Friday, 26 December 2014

Sanguin


It's been a good day. Christmas has been good.

Christmas Eve we went to midnight mass, first time since I was about fourteen. Enjoyed singing the carols, always do. Particularly enjoyed watching my brother-in-law doing his thing. He's training to be a vicar, so had a busy time of it.

Don't much care one way or another for the institution of religion, but I do admire conviction, when appropriately channelled. Jim is a good man who has been lucky to find his calling.

I'm sure he's going to do a lot of good before he's done.

Christmas Day was spent at Dad's with my brother and his wife; good food, lots to drink, lots of dogs underfoot. All as good as it could have been given the year we've had. Mum would have loved it.

This morning I overslept, but we still made it to the Club in time to rig Buffy for the start. Cold, dead calm, about a dozen boats on the water. Ben and I both bleary-eyed but quietly eager.

Ben took helm; he seemed to want it so I was quite happy to crew. We were about six seconds late over the line, but moving. Caught the Solos and a solitary Lightning before the first mark, average speed just over 1kt, water mirror smooth.

I figured the lack of any air would at least kill the Lasers, but could see Tony in his British Moth, late to the start, ghosting up through the fleet.

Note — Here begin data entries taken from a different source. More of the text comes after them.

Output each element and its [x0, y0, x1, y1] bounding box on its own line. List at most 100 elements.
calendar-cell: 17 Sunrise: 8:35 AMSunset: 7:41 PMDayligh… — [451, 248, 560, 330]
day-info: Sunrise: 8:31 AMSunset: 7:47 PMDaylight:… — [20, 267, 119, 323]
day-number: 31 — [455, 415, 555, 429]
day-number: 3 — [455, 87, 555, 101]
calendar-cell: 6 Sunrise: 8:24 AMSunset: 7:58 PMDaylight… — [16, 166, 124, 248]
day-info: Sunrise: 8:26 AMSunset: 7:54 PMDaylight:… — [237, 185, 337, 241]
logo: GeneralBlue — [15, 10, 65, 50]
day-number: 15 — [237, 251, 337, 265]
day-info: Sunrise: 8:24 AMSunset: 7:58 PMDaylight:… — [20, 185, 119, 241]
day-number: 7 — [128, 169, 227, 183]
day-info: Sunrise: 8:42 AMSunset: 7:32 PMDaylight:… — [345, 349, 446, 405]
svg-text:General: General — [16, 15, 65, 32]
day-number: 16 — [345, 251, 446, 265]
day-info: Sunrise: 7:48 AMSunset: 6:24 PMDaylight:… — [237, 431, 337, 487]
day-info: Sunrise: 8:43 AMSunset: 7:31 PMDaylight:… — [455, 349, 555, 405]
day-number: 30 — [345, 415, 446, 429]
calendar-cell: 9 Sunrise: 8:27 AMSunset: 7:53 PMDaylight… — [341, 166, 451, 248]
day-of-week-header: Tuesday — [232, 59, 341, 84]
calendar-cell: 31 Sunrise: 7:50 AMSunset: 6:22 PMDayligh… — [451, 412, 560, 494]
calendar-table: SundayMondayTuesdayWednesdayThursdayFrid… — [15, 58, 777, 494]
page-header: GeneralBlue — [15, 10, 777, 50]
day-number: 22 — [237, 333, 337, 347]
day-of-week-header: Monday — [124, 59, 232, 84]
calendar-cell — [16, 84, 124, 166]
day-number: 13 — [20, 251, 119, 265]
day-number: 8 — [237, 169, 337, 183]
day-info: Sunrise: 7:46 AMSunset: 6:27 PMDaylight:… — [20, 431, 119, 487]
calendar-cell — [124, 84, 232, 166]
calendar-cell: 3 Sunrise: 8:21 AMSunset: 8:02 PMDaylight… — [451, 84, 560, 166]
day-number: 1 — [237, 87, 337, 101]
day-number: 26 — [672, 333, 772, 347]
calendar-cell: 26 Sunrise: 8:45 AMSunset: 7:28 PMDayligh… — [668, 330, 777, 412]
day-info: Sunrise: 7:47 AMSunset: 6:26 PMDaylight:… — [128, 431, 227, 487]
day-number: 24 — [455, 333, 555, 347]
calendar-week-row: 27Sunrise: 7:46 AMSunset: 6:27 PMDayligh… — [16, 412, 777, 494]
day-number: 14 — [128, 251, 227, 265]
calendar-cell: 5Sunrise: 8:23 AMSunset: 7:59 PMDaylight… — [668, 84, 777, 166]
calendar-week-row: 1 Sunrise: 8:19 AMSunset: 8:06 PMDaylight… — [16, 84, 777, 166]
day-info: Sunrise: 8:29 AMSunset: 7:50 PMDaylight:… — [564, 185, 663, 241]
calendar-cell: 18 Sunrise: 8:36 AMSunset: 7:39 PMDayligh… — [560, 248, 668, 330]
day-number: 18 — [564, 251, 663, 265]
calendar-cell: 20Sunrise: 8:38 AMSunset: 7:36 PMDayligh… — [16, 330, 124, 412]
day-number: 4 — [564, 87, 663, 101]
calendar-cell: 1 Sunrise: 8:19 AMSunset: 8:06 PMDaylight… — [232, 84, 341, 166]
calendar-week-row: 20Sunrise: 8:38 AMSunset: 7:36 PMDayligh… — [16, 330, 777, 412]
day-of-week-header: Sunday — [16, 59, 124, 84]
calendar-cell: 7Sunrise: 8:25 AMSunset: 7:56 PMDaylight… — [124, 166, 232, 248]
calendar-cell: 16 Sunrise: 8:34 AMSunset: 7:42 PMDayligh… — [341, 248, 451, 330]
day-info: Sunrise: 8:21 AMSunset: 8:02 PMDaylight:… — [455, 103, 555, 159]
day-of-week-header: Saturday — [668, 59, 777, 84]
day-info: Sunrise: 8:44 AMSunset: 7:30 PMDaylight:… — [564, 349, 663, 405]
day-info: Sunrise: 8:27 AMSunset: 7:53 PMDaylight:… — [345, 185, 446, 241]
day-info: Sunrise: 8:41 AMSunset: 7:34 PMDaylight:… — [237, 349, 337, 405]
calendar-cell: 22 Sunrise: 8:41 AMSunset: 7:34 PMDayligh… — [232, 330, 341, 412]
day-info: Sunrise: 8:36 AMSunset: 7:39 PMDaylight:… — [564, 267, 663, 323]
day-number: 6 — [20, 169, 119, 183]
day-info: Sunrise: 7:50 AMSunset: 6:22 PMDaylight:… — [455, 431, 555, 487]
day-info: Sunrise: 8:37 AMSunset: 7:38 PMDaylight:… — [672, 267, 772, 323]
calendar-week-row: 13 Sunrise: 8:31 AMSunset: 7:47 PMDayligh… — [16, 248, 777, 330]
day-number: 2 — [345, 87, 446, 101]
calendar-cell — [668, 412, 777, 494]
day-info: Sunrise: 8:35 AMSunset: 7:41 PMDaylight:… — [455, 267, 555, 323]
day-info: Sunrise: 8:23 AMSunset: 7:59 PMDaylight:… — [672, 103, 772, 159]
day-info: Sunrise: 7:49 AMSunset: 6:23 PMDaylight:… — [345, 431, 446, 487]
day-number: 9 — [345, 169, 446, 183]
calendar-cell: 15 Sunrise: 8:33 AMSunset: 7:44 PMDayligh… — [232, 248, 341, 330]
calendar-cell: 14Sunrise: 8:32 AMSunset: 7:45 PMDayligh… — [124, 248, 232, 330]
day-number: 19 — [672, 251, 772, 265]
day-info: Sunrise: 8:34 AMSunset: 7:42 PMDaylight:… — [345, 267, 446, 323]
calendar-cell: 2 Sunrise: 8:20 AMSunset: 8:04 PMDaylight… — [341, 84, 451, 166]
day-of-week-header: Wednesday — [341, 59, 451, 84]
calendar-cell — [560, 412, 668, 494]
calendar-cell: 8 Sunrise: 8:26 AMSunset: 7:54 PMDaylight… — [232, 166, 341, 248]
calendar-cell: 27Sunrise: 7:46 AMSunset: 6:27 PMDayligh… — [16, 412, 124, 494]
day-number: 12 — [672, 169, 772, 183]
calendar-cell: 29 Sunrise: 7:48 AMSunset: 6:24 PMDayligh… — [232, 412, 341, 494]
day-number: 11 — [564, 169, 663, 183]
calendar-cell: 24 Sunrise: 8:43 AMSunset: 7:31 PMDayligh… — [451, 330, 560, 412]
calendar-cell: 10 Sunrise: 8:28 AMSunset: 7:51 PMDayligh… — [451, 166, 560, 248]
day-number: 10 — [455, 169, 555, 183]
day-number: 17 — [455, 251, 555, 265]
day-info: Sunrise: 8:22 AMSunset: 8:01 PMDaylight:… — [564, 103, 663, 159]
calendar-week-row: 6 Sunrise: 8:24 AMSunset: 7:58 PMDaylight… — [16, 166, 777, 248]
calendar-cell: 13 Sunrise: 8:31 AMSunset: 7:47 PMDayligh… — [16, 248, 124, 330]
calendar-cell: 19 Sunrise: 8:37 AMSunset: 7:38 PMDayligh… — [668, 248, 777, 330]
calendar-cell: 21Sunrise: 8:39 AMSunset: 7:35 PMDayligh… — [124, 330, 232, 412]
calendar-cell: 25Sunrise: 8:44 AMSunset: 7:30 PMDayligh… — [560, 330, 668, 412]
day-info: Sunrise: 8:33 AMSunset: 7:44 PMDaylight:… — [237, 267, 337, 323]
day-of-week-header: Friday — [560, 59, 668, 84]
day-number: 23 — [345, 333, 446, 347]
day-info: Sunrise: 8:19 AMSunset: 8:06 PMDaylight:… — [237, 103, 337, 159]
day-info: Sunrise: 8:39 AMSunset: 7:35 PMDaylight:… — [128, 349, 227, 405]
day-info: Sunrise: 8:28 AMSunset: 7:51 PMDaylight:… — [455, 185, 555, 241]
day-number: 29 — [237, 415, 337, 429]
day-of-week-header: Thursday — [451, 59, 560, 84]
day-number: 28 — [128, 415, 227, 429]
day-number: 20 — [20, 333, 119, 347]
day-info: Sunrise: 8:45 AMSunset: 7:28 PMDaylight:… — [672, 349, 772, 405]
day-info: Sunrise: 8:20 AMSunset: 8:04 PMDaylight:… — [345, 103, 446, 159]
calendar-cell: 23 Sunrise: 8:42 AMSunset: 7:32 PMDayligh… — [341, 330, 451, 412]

Surprisingly, one of the Lasers, helmed by a guy called Les, managed the drift amazingly well, and along with the Moth caught up enough to begin to give us problems.

About half way through, we were still holding them off until Tony rounded a leeward mark just behind us, tried to climb above, but in all the fuss, forgot to put his board back down and slid sideways into us.

By the time we'd untangled ourselves from his Moth, Les had capitalised on our misfortune and slid by.

We left Tony behind to take his penalty turns, caught up with Les by the final leeward mark of the course and did a fine job of overhauling him up the following beat. Then sailed too wide of the layline, foolishly heading for the red mark rather than the adjacent red-white.

So Les held on to his lead for a while longer.

By now Phil in his shiny new RS Aero was breaking through the fleet to threaten. It was looking pretty grim by the beat of the next lap.

The wind had filled in, the main pack of Lasers and Solos were abrading our slight lead on them andTony was now coming back hard from his earlier penance with the Moth.

We covered the Moth, the end of the race now getting close, ignoring the Laser and Aero as a lost cause. We tacked onto the port layline, having locked the Moth far out to the left, and checked under the sail to see if the other two were far enough ahead for us to be clear.

And witnessed Phil making our own mistake of the previous lap, busy sailing out to red, blissfully pinning poor Les out there with him.

With only minutes left to run, we gleefully retook the lead, and held onto it easily for the rest of the race to take it and the John Sanguin Cup as our prize

A fine morning's sailing, a range of different conditions and close racing through to the end.